Yaptığımız okumalar ve araştırmalar neticesinde çok mühîm yerlere tevâfuk ettiğimizi beyan etmek isteriz. Meselâ Hulûsi ağabeyin “Bir harfe dokunmayı azîm bir günâh işliyorum telâkkî ediyorum.[5]” cümlesi meselenin ne kadar ciddî olduğunu gösteriyor. Yine Hâfız Ali(ra) ağabeyin “Ve takdîm-i âcizânem olan iki nüshadaki sanat-ı bedia, akıl ve istidâd-ı beşerden pek uzak bir tarzda güya tezgâhında ölçülerek, biçilerek, her harfi bir vezn-i kasdî ile zuhûr ettiğini gösteriyor. Şu zamanın akıldan uzak eblehlerine mânen diyorlar ki, bizim hâlen üzerimizde tecellî eden cilve-i cemâli, aklınızla ölçemezsiniz. Yalnız gözleriniz varsa görebilirsiniz.[6]” Niçin sadeleştirme işine girişen ve bunu fiilen ortaya koyanlar bu mes’elede bizlere me’haz olarak bırakılan Risâle-i Nûr eserlerine mürâcaat etmemişler de kendilerini “Şu zamanın akıldan uzak eblehleri…” konumuna düşürmüşler! Yazık değil mi? Yapılan samîmâne açıklamalar ve i’tirâzlar üzerine halen kamuoyuna yapılan fiilin doğruluğunu ve indî ve şahsî görüşleri açıklamaya devam etmenin mânâsı var mıdır?

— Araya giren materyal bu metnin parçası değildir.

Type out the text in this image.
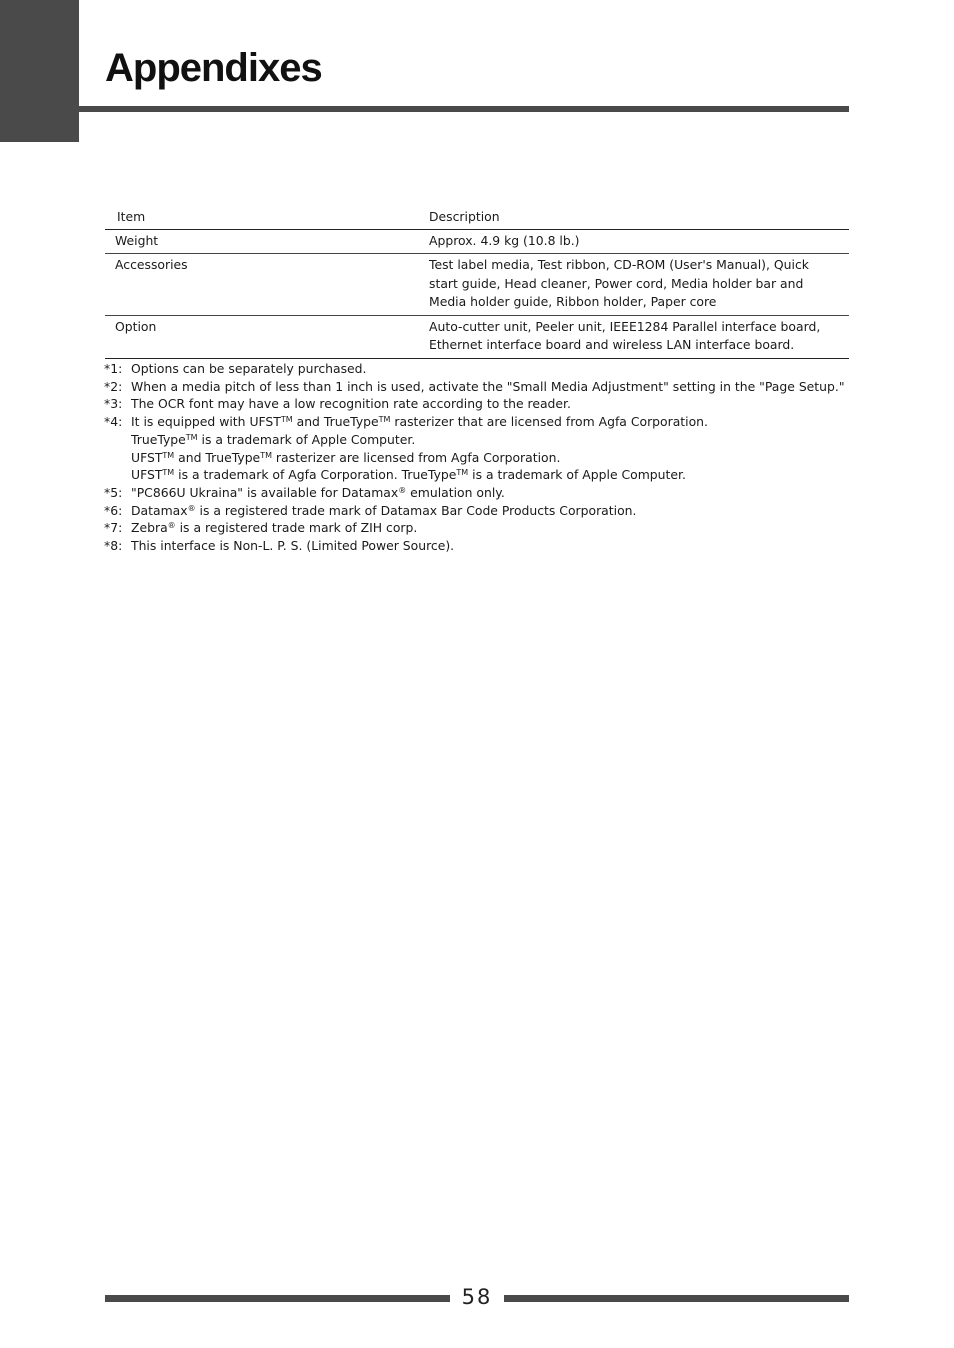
Appendixes
Item	Description
Weight	Approx. 4.9 kg (10.8 lb.)
Accessories	Test label media, Test ribbon, CD-ROM (User's Manual), Quick start guide, Head cleaner, Power cord, Media holder bar and Media holder guide, Ribbon holder, Paper core
Option	Auto-cutter unit, Peeler unit, IEEE1284 Parallel interface board, Ethernet interface board and wireless LAN interface board.
*1: Options can be separately purchased.
*2: When a media pitch of less than 1 inch is used, activate the "Small Media Adjustment" setting in the "Page Setup."
*3: The OCR font may have a low recognition rate according to the reader.
*4: It is equipped with UFST™ and TrueType™ rasterizer that are licensed from Agfa Corporation.
TrueType™ is a trademark of Apple Computer.
UFST™ and TrueType™ rasterizer are licensed from Agfa Corporation.
UFST™ is a trademark of Agfa Corporation. TrueType™ is a trademark of Apple Computer.
*5: "PC866U Ukraina" is available for Datamax® emulation only.
*6: Datamax® is a registered trade mark of Datamax Bar Code Products Corporation.
*7: Zebra® is a registered trade mark of ZIH corp.
*8: This interface is Non-L. P. S. (Limited Power Source).
58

Bedîüzzamân Hazretleri, bırakınız sadeleştirmeyi; tashîhat mes’elesinde bile ne kadar ciddî ve titiz davranıyor. Hatta Risâle-i Nûrların bir harfinden bile meydana gelecek hatanın ve yanlışın ciddî bir mânâyı zâyi ettiğini bildiriyor. “Hakîkaten tashîh meselesi ehemmiyetlidir. Bazan bir harfin ve bir noktanın yanlışı, kıymetli bir mânâyı zâyi eder.[7]” diyerek bir noktada bile yapılabilecek bir hatanız azîm bir mânâ kaymasına sebep olacağını söylüyor.

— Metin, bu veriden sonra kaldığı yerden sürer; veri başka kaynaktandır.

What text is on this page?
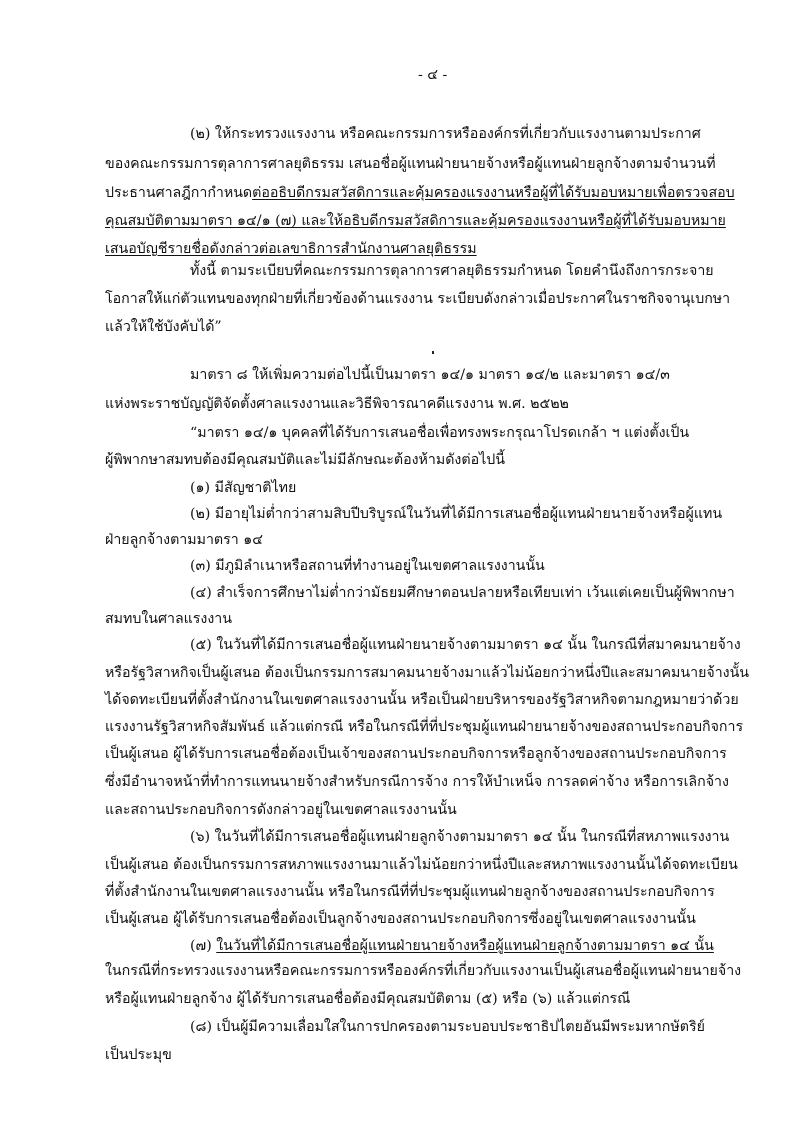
- ๔ -
(๒) ให้กระทรวงแรงงาน หรือคณะกรรมการหรือองค์กรที่เกี่ยวกับแรงงานตามประกาศ
ของคณะกรรมการตุลาการศาลยุติธรรม เสนอชื่อผู้แทนฝ่ายนายจ้างหรือผู้แทนฝ่ายลูกจ้างตามจำนวนที่
ประธานศาลฎีกากำหนดต่ออธิบดีกรมสวัสดิการและคุ้มครองแรงงานหรือผู้ที่ได้รับมอบหมายเพื่อตรวจสอบ
คุณสมบัติตามมาตรา ๑๔/๑ (๗) และให้อธิบดีกรมสวัสดิการและคุ้มครองแรงงานหรือผู้ที่ได้รับมอบหมาย
เสนอบัญชีรายชื่อดังกล่าวต่อเลขาธิการสำนักงานศาลยุติธรรม
ทั้งนี้ ตามระเบียบที่คณะกรรมการตุลาการศาลยุติธรรมกำหนด โดยคำนึงถึงการกระจาย
โอกาสให้แก่ตัวแทนของทุกฝ่ายที่เกี่ยวข้องด้านแรงงาน ระเบียบดังกล่าวเมื่อประกาศในราชกิจจานุเบกษา
แล้วให้ใช้บังคับได้”
มาตรา ๘ ให้เพิ่มความต่อไปนี้เป็นมาตรา ๑๔/๑ มาตรา ๑๔/๒ และมาตรา ๑๔/๓
แห่งพระราชบัญญัติจัดตั้งศาลแรงงานและวิธีพิจารณาคดีแรงงาน พ.ศ. ๒๕๒๒
“มาตรา ๑๔/๑ บุคคลที่ได้รับการเสนอชื่อเพื่อทรงพระกรุณาโปรดเกล้า ฯ แต่งตั้งเป็น
ผู้พิพากษาสมทบต้องมีคุณสมบัติและไม่มีลักษณะต้องห้ามดังต่อไปนี้
(๑) มีสัญชาติไทย
(๒) มีอายุไม่ต่ำกว่าสามสิบปีบริบูรณ์ในวันที่ได้มีการเสนอชื่อผู้แทนฝ่ายนายจ้างหรือผู้แทน
ฝ่ายลูกจ้างตามมาตรา ๑๔
(๓) มีภูมิลำเนาหรือสถานที่ทำงานอยู่ในเขตศาลแรงงานนั้น
(๔) สำเร็จการศึกษาไม่ต่ำกว่ามัธยมศึกษาตอนปลายหรือเทียบเท่า เว้นแต่เคยเป็นผู้พิพากษา
สมทบในศาลแรงงาน
(๕) ในวันที่ได้มีการเสนอชื่อผู้แทนฝ่ายนายจ้างตามมาตรา ๑๔ นั้น ในกรณีที่สมาคมนายจ้าง
หรือรัฐวิสาหกิจเป็นผู้เสนอ ต้องเป็นกรรมการสมาคมนายจ้างมาแล้วไม่น้อยกว่าหนึ่งปีและสมาคมนายจ้างนั้น
ได้จดทะเบียนที่ตั้งสำนักงานในเขตศาลแรงงานนั้น หรือเป็นฝ่ายบริหารของรัฐวิสาหกิจตามกฎหมายว่าด้วย
แรงงานรัฐวิสาหกิจสัมพันธ์ แล้วแต่กรณี หรือในกรณีที่ที่ประชุมผู้แทนฝ่ายนายจ้างของสถานประกอบกิจการ
เป็นผู้เสนอ ผู้ได้รับการเสนอชื่อต้องเป็นเจ้าของสถานประกอบกิจการหรือลูกจ้างของสถานประกอบกิจการ
ซึ่งมีอำนาจหน้าที่ทำการแทนนายจ้างสำหรับกรณีการจ้าง การให้บำเหน็จ การลดค่าจ้าง หรือการเลิกจ้าง
และสถานประกอบกิจการดังกล่าวอยู่ในเขตศาลแรงงานนั้น
(๖) ในวันที่ได้มีการเสนอชื่อผู้แทนฝ่ายลูกจ้างตามมาตรา ๑๔ นั้น ในกรณีที่สหภาพแรงงาน
เป็นผู้เสนอ ต้องเป็นกรรมการสหภาพแรงงานมาแล้วไม่น้อยกว่าหนึ่งปีและสหภาพแรงงานนั้นได้จดทะเบียน
ที่ตั้งสำนักงานในเขตศาลแรงงานนั้น หรือในกรณีที่ที่ประชุมผู้แทนฝ่ายลูกจ้างของสถานประกอบกิจการ
เป็นผู้เสนอ ผู้ได้รับการเสนอชื่อต้องเป็นลูกจ้างของสถานประกอบกิจการซึ่งอยู่ในเขตศาลแรงงานนั้น
(๗) ในวันที่ได้มีการเสนอชื่อผู้แทนฝ่ายนายจ้างหรือผู้แทนฝ่ายลูกจ้างตามมาตรา ๑๔ นั้น
ในกรณีที่กระทรวงแรงงานหรือคณะกรรมการหรือองค์กรที่เกี่ยวกับแรงงานเป็นผู้เสนอชื่อผู้แทนฝ่ายนายจ้าง
หรือผู้แทนฝ่ายลูกจ้าง ผู้ได้รับการเสนอชื่อต้องมีคุณสมบัติตาม (๕) หรือ (๖) แล้วแต่กรณี
(๘) เป็นผู้มีความเลื่อมใสในการปกครองตามระบอบประชาธิปไตยอันมีพระมหากษัตริย์
เป็นประมุข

Risâle-i Nûrların te’lîfinde öyle büyük bir ihlâs ve haslet var ki kim o seviyeyi bulabilecek! Kim o eserleri aynı isim üzerine sadeleştirebilecek? Hem o eserler yüksek ilmî seviyeden ve şecâatten aşağılara düşmeyecek mi? Risâle-i Nûrları okutan ve milyonların akıl, kalb ve rûhları üzerinde bıraktığı azîm te’sîrin sırrı şudur ki “Saîd yoktur. Saîd’in kudret ve ehliyeti de yoktur. Konuşan yalnız hakîkattir, hakîkat-i îmâniyedir.[8]” Belki de Risâle-i Nûr hariç hiçbir esere nasîb olmayan sır budur. Yanî Kur’ân’a şeffaf bir ayna olması ve sadece Kur’ân’ın kudsiyetini vicdanlara göstermesidir.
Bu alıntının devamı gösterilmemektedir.